Joe Ciolli, a deputy executive editor at the Insider’s business desk, has spotlighted the “one crucial industry where China is crushing the United States.” The Insider newsletter warned:
The US and China are locked in a battle to control the future of tech – and there is one big spot where Beijing dominates: electric batteries. The winner of the battery war will control not only the electric-vehicle market but also dictate how the West can transition to green energy. More here.
The New York Times has also waded into the high-tech rivalry between Beijing and Washington. In the Times’ Morning Briefing, it said:
Despite billions in Western investment, China is so far ahead in making batteries for electric cars that the rest of the world may take decades to catch up.
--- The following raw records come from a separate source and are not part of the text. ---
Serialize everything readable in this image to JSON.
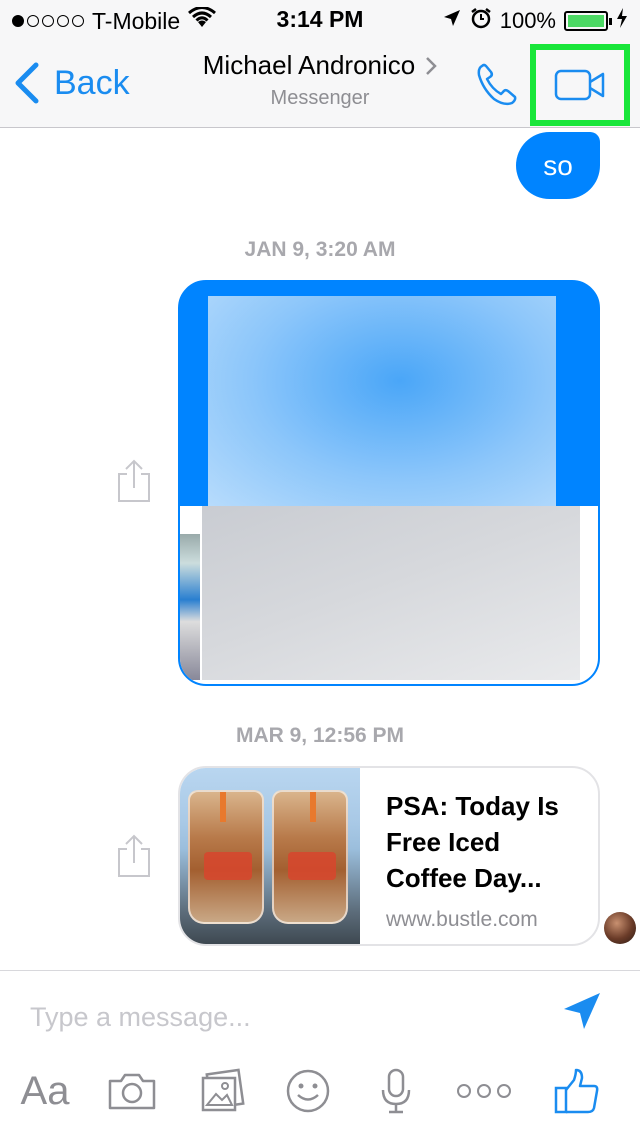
{
  "status_bar": {
    "carrier": "T-Mobile",
    "time": "3:14 PM",
    "battery_percent": "100%",
    "signal_bars_filled": 1,
    "signal_bars_total": 5
  },
  "nav": {
    "back_label": "Back",
    "contact_name": "Michael Andronico",
    "subtitle": "Messenger"
  },
  "messages": {
    "outgoing_text": "so",
    "timestamp_1": "JAN 9, 3:20 AM",
    "timestamp_2": "MAR 9, 12:56 PM",
    "link_card": {
      "title": "PSA: Today Is Free Iced Coffee Day...",
      "domain": "www.bustle.com"
    }
  },
  "composer": {
    "placeholder": "Type a message...",
    "aa_label": "Aa"
  },
  "colors": {
    "accent": "#0084ff",
    "highlight": "#19e63a",
    "battery": "#4cd964"
  },
  "icons": [
    "back-chevron-icon",
    "phone-icon",
    "video-camera-icon",
    "share-icon",
    "send-icon",
    "camera-icon",
    "gallery-icon",
    "smiley-icon",
    "microphone-icon",
    "more-icon",
    "thumbs-up-icon",
    "wifi-icon",
    "location-arrow-icon",
    "alarm-clock-icon",
    "charging-icon"
  ]
}
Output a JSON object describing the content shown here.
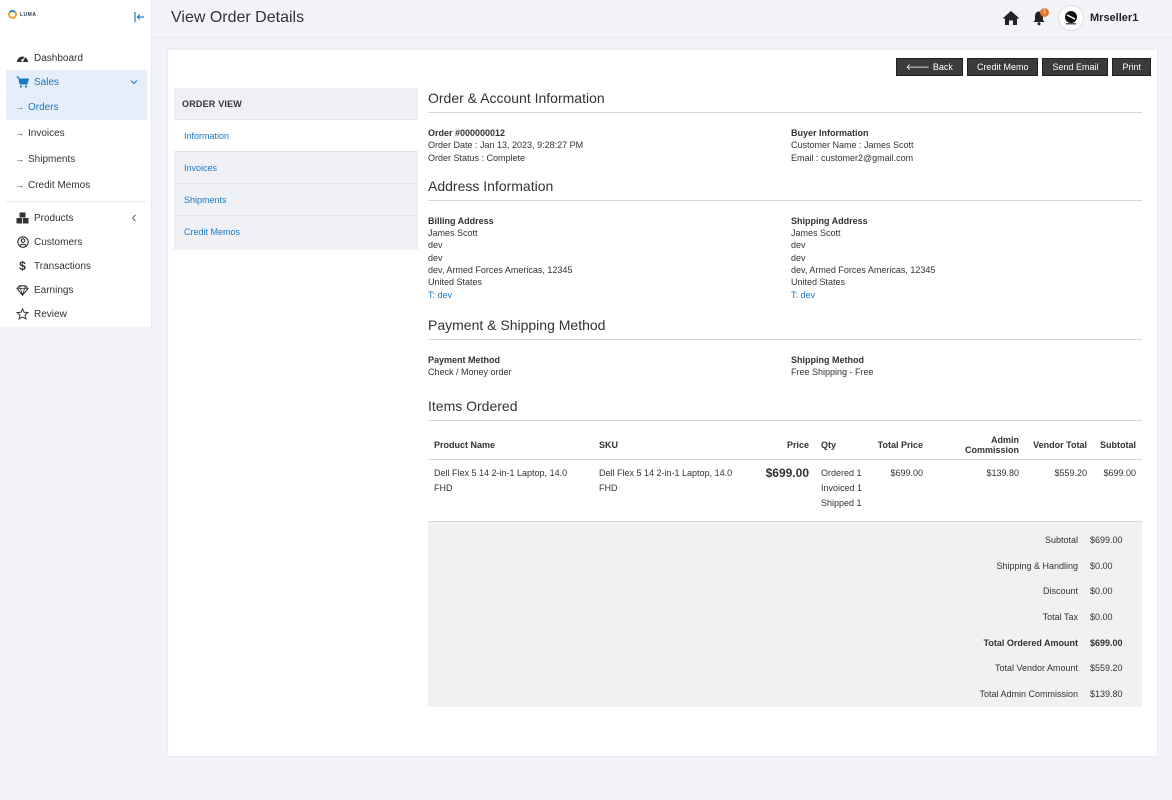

Better reach for the shock absorbers.
Back to Foreign Policy, James Palmer’s China Brief focused on library censorship in Hong Kong. It is not quite book-burning, but it is close. FP revealed:
Thousands of volumes, including critiques of communism and unapproved accounts of Chinese history, have disappeared from shelves of the city’s libraries in the last year.
“Since Beijing’s national security law took effect in Hong Kong, authorities have gradually implemented a mainland-style censorship, threatening the city’s once-vibrant cultural and political heritage.”
Should we be surprised? No. After all, Hong Kong’s “One Country, Two Systems” policy has been strangled after Beijing imposed a national security law on the city in 2020.
Finally, a view from Beijing from the Center for China & Globalization, a think tank. Included in a CCG briefing was a speech by Long Yongtu, who was China’s chief negotiator in World Trade Organization talks. He insisted that there is only one “boss” and that is the United States:
China does not seek to change the existing international order, and what is the core of [that]? It is that the United States is the boss. China has no intention to challenge or displace the United States.
Not sure if President Xi Jinping and his Communist Party Xicophants would agree with that assessment.